En Tras la huella del delito (Badge 373, Howard W. Koch, 1973), Robert Duvall interpreta a Eddie Ryan, un policía suspendido de empleo y sueldo después de que un narcotraficante puertorriqueño se haya precipitado desde una azotea al intentar detenerle durante un redada. Contratado como camarero en un bar de copas, la misma noche en que su antiguo compañero le hace una visita, éste es asesinado a puñaladas fuera de su distrito. Ryan se lanza a investigar su muerte al margen de la policía y descubre que mantenía una relación adúltera con una prostituta puertorriqueña, también asesinada. Las pesquisas de Ryan le llevan a una oscura organización independentista y a una trama de tráfico de armas que pretende provocar un levantamiento armado en Puerto Rico contra la autoridad estadounidense.

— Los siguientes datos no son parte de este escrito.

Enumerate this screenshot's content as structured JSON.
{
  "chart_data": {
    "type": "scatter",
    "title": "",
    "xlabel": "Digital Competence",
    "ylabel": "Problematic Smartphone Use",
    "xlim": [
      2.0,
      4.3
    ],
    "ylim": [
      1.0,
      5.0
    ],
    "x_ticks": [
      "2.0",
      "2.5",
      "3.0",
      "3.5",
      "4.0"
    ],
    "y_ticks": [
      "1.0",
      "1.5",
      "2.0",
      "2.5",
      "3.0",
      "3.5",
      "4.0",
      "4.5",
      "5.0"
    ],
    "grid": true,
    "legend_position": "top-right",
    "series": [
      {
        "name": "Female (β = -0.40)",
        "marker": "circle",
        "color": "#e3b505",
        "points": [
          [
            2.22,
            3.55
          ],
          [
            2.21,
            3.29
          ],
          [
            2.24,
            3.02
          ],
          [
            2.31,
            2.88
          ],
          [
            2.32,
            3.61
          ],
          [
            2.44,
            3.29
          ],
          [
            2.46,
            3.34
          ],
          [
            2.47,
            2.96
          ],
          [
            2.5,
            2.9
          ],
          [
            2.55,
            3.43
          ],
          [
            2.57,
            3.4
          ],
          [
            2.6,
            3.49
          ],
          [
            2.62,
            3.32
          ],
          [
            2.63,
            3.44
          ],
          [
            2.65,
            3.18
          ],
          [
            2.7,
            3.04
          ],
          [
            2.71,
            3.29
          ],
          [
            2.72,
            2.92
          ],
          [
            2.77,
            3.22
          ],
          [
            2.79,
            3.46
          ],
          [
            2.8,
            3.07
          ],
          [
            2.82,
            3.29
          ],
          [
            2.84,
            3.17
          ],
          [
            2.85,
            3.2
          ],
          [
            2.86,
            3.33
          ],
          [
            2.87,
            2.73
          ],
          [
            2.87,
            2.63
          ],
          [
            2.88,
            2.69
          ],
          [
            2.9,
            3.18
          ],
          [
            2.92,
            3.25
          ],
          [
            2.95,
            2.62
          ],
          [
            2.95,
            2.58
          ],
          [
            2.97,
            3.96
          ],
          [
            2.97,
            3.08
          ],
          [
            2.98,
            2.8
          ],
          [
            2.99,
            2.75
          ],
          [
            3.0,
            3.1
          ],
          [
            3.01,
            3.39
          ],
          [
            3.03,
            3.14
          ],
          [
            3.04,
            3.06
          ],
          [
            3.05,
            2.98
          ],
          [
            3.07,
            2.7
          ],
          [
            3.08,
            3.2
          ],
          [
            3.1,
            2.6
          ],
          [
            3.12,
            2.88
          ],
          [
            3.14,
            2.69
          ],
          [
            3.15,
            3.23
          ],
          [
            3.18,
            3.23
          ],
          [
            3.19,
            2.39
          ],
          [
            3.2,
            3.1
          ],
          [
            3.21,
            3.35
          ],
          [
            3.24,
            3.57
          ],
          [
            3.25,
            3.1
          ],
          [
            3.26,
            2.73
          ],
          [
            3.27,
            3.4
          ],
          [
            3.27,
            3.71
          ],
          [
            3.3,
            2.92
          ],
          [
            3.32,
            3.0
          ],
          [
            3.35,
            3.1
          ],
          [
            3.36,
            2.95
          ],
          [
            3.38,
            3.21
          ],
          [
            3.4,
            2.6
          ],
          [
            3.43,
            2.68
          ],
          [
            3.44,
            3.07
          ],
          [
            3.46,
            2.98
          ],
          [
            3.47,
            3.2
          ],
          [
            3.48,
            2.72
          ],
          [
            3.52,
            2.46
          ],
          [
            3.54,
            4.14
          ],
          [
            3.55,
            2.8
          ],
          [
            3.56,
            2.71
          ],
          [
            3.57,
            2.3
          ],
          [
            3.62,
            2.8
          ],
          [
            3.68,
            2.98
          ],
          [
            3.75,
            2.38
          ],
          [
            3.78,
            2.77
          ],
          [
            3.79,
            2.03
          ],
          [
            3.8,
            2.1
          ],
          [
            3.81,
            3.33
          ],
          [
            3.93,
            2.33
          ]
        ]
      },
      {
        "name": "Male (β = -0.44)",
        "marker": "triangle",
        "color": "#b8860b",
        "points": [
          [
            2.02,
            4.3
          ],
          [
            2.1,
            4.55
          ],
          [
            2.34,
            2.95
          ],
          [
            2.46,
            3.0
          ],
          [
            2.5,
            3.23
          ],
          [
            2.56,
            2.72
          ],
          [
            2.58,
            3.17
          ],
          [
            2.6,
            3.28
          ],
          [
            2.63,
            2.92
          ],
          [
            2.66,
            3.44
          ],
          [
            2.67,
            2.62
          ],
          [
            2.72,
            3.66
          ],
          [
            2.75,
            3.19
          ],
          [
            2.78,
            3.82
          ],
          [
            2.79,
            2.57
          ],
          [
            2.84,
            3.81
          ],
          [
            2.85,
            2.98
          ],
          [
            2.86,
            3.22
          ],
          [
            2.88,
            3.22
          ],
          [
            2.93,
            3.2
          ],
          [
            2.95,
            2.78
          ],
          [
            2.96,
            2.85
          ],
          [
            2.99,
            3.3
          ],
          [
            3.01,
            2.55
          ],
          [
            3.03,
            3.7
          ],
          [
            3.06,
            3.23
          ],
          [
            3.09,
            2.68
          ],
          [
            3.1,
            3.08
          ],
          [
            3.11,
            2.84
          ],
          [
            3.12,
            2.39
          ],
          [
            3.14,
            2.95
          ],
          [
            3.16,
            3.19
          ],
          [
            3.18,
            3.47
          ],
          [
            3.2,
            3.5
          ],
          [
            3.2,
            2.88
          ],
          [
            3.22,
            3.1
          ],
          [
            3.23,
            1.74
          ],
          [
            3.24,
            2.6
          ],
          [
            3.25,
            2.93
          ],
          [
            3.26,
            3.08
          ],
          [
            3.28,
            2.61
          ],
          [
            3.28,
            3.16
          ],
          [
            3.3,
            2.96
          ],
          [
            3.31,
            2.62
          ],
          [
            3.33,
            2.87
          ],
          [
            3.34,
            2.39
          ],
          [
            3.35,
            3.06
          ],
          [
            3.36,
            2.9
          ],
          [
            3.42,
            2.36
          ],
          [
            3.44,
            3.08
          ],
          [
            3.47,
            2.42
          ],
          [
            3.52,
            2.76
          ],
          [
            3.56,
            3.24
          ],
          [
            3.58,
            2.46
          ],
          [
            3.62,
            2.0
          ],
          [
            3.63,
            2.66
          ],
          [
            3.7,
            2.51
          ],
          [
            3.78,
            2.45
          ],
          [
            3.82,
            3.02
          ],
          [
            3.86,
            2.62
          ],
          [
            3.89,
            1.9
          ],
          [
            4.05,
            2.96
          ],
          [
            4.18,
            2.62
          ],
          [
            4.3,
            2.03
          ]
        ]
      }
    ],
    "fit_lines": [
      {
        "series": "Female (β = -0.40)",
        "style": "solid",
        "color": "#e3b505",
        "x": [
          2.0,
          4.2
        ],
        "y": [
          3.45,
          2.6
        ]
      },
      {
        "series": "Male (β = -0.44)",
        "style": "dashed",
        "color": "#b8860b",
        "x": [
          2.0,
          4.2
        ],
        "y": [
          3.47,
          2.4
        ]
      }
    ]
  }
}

Howard W. Koch, productor veterano y ocasional director de telefilmes y series de televisión que más tarde llegaría a ser presidente de la Academia de Hollywood a finales de la década, dirige un thriller convencional, repleto de tensión y violencia, salpicado de algunos lugares comunes y algo falto de brío y de tensión. Así ocurre, por ejemplo, en la larga secuencia en la que un grupo de pandilleros, tras una larga carrera a pie, obliga a Ryan a escapar conduciendo un autobús y es perseguido en varios coches robados: mal rodada y montada, busca la espectacularidad y la perfección técnica de algunos éxitos coetáneos pero su desarrollo resulta decepcionante y su desenlace narrativamente inocuo. Otro tanto puede decirse de la trama de investigación, no demasiado elaborada, y de la secuencia de la conclusión, que cae en la tentación “justiciera” de buena parte de las películas del mismo género.
La película anda algo más entonada al tratar el conflicto de fondo, las dificultades de integración de la minoría puertorriqueña en la vida política, económica, social y cultural norteamericana como resultado de la colonización estadounidense de la isla: malos trabajos o desempleo, drogadicción, violencia callejera, marginalidad… Particularmente curiosa para el espectador español es la referencia a los puertorriqueños como Spanish, así como que el villano de la historia, Sweet William (Henry Darrow), evoque explícitamente a Lope de Vega, Machado u Ortega y Gasset como pilares culturales de su identidad, o a Pasionaria y la Guerra Civil española como parte de su pasado hispano.
Con todo, la interpretación de Robert Duvall en un papel a priori distante de sus cualidades y de sus más conocidos registros como actor es el mayor aliciente para acercarse a este policíaco coyuntural, fruto de una época y de una moda cinematográfica que ha caducado con el paso del tiempo y la asunción de otros roles por parte la población hispana, especialmente en el mundo del espectáculo.